Incidence and characteristics of vitamin D deficiency rickets in New Zealand children: a New Zealand Paediatric Surveillance Unit study.Aust N Z J Public Health 2015; 39(4):380-3AN
To investigate the incidence and characteristics of vitamin D deficiency rickets in New Zealand (NZ).
Prospective surveillance among paediatricians of Vitamin D Deficiency Rickets was conducted by the New Zealand Paediatric Surveillance Unit (NZPSU) for 36 months, from July 2010 to June 2013, inclusive. Inclusion criteria were: children and adolescents <15 years of age with vitamin D deficiency rickets (defined by low serum 25-hydroxyvitamin D and elevated alkaline phosphatase levels, and/or radiological rickets).

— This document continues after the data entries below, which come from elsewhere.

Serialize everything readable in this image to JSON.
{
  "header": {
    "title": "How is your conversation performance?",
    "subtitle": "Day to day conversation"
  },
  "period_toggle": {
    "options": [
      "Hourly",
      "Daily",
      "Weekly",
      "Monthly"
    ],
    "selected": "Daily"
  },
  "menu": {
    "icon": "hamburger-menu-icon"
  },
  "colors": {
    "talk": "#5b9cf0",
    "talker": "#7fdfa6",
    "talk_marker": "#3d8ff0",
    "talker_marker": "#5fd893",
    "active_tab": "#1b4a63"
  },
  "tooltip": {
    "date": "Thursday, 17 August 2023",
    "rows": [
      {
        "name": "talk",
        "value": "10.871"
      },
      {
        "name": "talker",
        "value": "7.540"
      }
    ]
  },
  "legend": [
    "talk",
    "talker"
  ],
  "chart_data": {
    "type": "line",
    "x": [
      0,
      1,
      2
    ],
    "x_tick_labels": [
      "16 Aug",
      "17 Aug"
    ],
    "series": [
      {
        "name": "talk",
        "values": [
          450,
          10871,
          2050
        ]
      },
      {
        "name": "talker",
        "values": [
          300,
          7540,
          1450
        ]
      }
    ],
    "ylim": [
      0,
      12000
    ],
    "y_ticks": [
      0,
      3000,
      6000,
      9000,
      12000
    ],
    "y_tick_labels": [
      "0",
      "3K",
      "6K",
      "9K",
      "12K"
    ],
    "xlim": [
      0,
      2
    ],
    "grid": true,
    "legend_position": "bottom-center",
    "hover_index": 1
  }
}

Fifty-eight children with confirmed vitamin D deficiency rickets were identified. Median age was 1.4 (range 0.3-11) years, 47% were male, and 95% of the children were born in NZ; however, the majority of the mothers (68%) were born outside NZ. Overall annual incidence of rickets in children aged <15 years was 2.2/100,000 (95%CI 1.4-3.5); with incidence in those <3 years being 10.5/100,000 (95%CI 6.7-16.6). Skeletal abnormalities, poor growth and motor delay were the most common presenting features, with hypocalcaemic convulsion in 16% of children. Key risk factors identified were: darker skin pigment, Indian and African ethnicity, age <3 years, exclusive breast feeding, and southern latitude, particularly when combined with season (winter/spring). Of the patients reported, none had received appropriate vitamin D supplementation.
Vitamin D deficiency rickets remains a problem for NZ children. Key risk factors remain similar to those identified in the international literature. Preventative targeted vitamin D supplementation, as per existing national guidelines, was lacking in all cases reported.
Vitamin D deficiency rickets is the most significant manifestation of vitamin D deficiency in growing children. To reduce the incidence of this disease among those at high risk, increasing awareness and implementation of current public health policies for targeted maternal, infant and child supplementation are required.